Encouraged by positive responses in polling conducted within the international Olympic movement, the U.S. Olympic Committee will consider Chicago, Los Angeles and San Francisco as potential bid candidates for the 2016 Summer Olympics.
Houston and Philadelphia, which also made presentations to the USOC, failed to make the cut.
USOC officials have been emphatic since the beginning of the review process in May that they may decide not to bid for the 2016 Games, but they believe they have three cities capable of making winning bids.

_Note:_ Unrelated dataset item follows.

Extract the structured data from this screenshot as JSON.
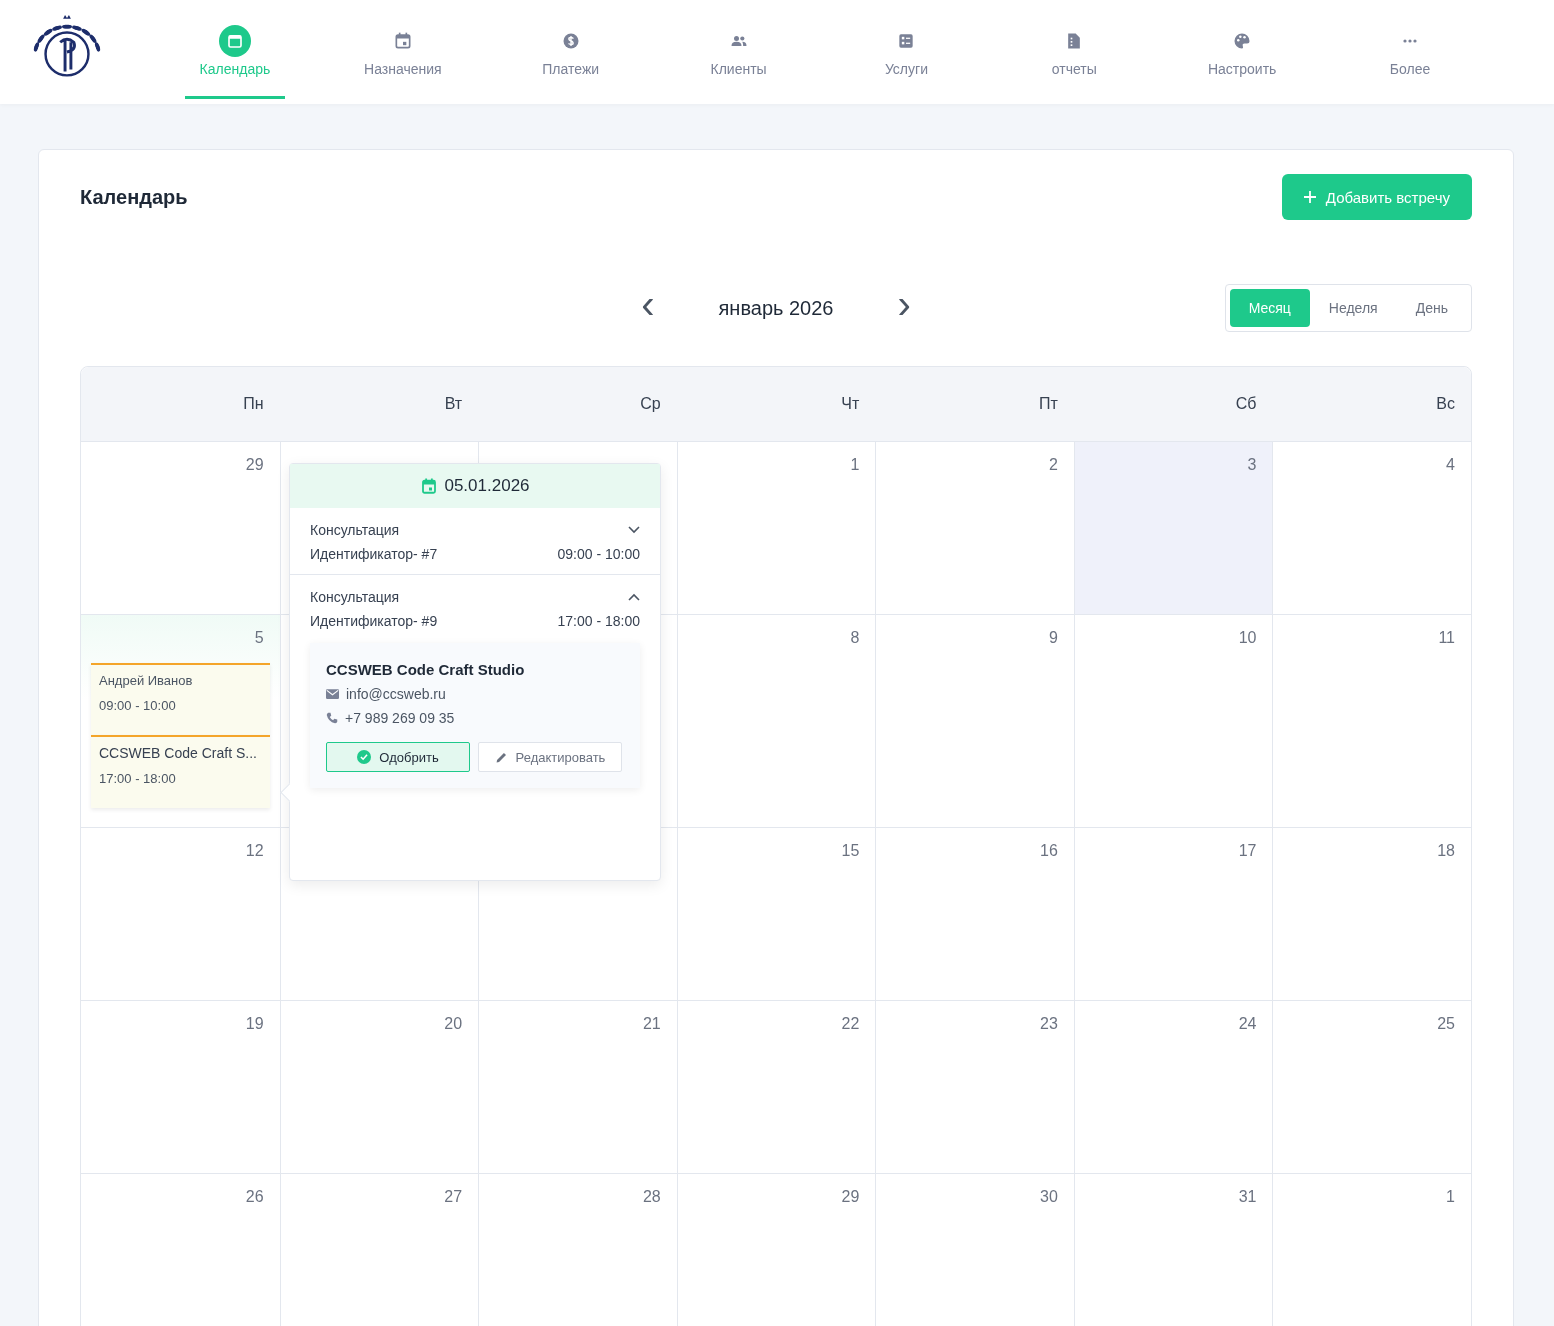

“The fact that we’re taking three cities forward at this point, I think, reflects on the optimism we heard in our polling,” said USOC vice president Bob Ctvrtlik, who also is a member of the International Olympic Committee. “We’ve inched a little further towards going forward.”
USOC chairman Peter Ueberroth conceded he was less optimistic the U.S. will decide to bid.
“I’m an anchor,” said Ueberroth, who ran the 1984 Los Angeles Olympic Organizing Committee. “I’m not going to let them waste their money and their efforts unless we feel they can have a real good chance to win this thing.”
While the five interested cities prepared for meetings with USOC officials in recent weeks, the USOC polled 58 IOC members and 42 others within the international Olympic movement to determine whether a U.S. candidate would receive fair consideration. The USOC also ranked the cities for the technical merit of their proposals.
Of the 100 international officials polled by the USOC, Ctvrtlik said, only three said the U.S. should not bid.
“The insights that we gained were very revealing,” Ctvrtlik said. “Our international research made it very, very clear – in spite of the relative strengths of the two cities that will not be going forward – that Los Angeles, Chicago and San Francisco were best positioned within the international sports movement to go forward.”
The USOC hopes to decide before the end of the year whether it will nominate a candidate to the IOC. If it does, it plans to select that city next May. The IOC will choose the 2016 winner in 2009.
“We have to figure out who has the best chance to win,” Ueberroth said, “if anybody does.”